Du 8 au 11 juillet, une trentaine de jeunes venus des États membres de la COI ont participé à une formation intensive à la diplomatie climatique. Cette formation de jeunes négociateurs était organisée par la COI et l’Organisation internationale de la Francophonie (OIF), via l’Institut de la Francophonie pour le développement durable (IFDD), avec le soutien du ministère mauricien de l’Environnement.

Une immersion dans les mécanismes de négociation internationale

Cette formation a permis aux participants de découvrir les coulisses des négociations environnementales multilatérales, en particulier celles des Conférences des Parties (COP).

Au programme :

  • Comprendre les grandes conventions et accords
  • Se préparer aux mécanismes de négociation multilatérale
  • Apprendre à argumenter et coopérer en contexte multilingue
  • Prendre la parole de manière construite et stratégique

Technicité, endurance… et coopération

Les journées étaient denses, souvent prolongées par des travaux de groupe jusqu’à 21h. Les participants ont alterné exercices pratiques, mises en situation et modules théoriques, dans un esprit de coopération et d’écoute. Ils ont simulé des négociations internationales, analysé des textes officiels en anglais, appris à formuler des positions claires et à dialoguer dans des contextes multilingues.

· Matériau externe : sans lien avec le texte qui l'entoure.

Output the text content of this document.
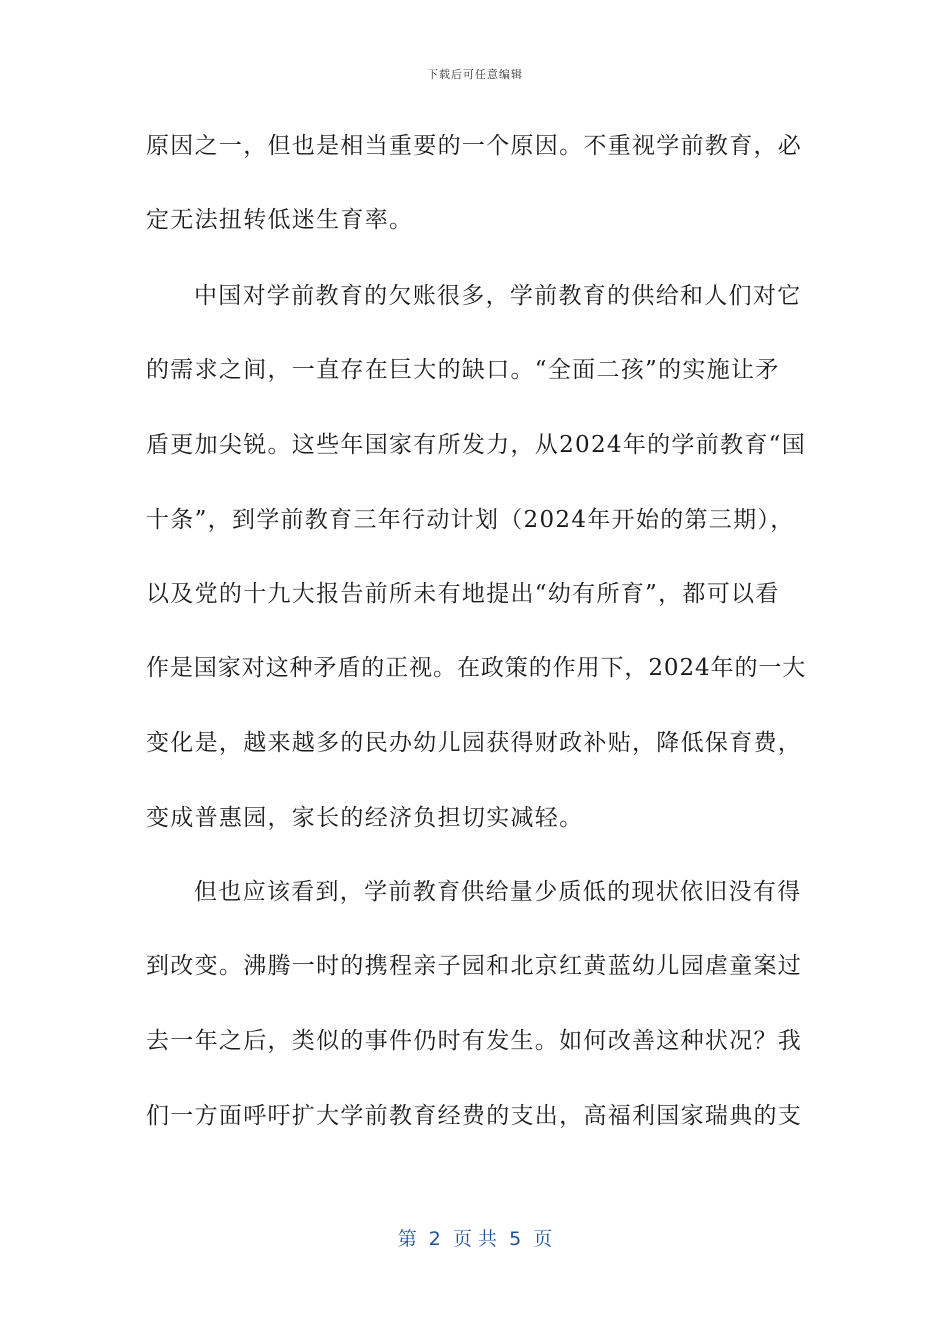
下载后可任意编辑
原因之一，但也是相当重要的一个原因。不重视学前教育，必
定无法扭转低迷生育率。
中国对学前教育的欠账很多，学前教育的供给和人们对它
的需求之间，一直存在巨大的缺口。“全面二孩”的实施让矛
盾更加尖锐。这些年国家有所发力，从2024年的学前教育“国
十条”，到学前教育三年行动计划（2024年开始的第三期），
以及党的十九大报告前所未有地提出“幼有所育”，都可以看
作是国家对这种矛盾的正视。在政策的作用下，2024年的一大
变化是，越来越多的民办幼儿园获得财政补贴，降低保育费，
变成普惠园，家长的经济负担切实减轻。
但也应该看到，学前教育供给量少质低的现状依旧没有得
到改变。沸腾一时的携程亲子园和北京红黄蓝幼儿园虐童案过
去一年之后，类似的事件仍时有发生。如何改善这种状况？我
们一方面呼吁扩大学前教育经费的支出，高福利国家瑞典的支
第  2  页 共  5  页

Préparer la relève diplomatique de l’Indianocéanie

Les États insulaires de l’océan Indien sont en première ligne face aux effets du changement climatique. Pourtant, leurs voix restent souvent marginales dans les enceintes internationales.

Cette initiative vise à combler ce fossé en formant une relève compétente, engagée et enracinée dans les réalités du terrain. Elle s’inscrit dans un programme plus large de l’OIF, qui ambitionne de constituer un vivier de 250 jeunes négociateurs francophones d’ici 2027, notamment dans les pays les plus vulnérables.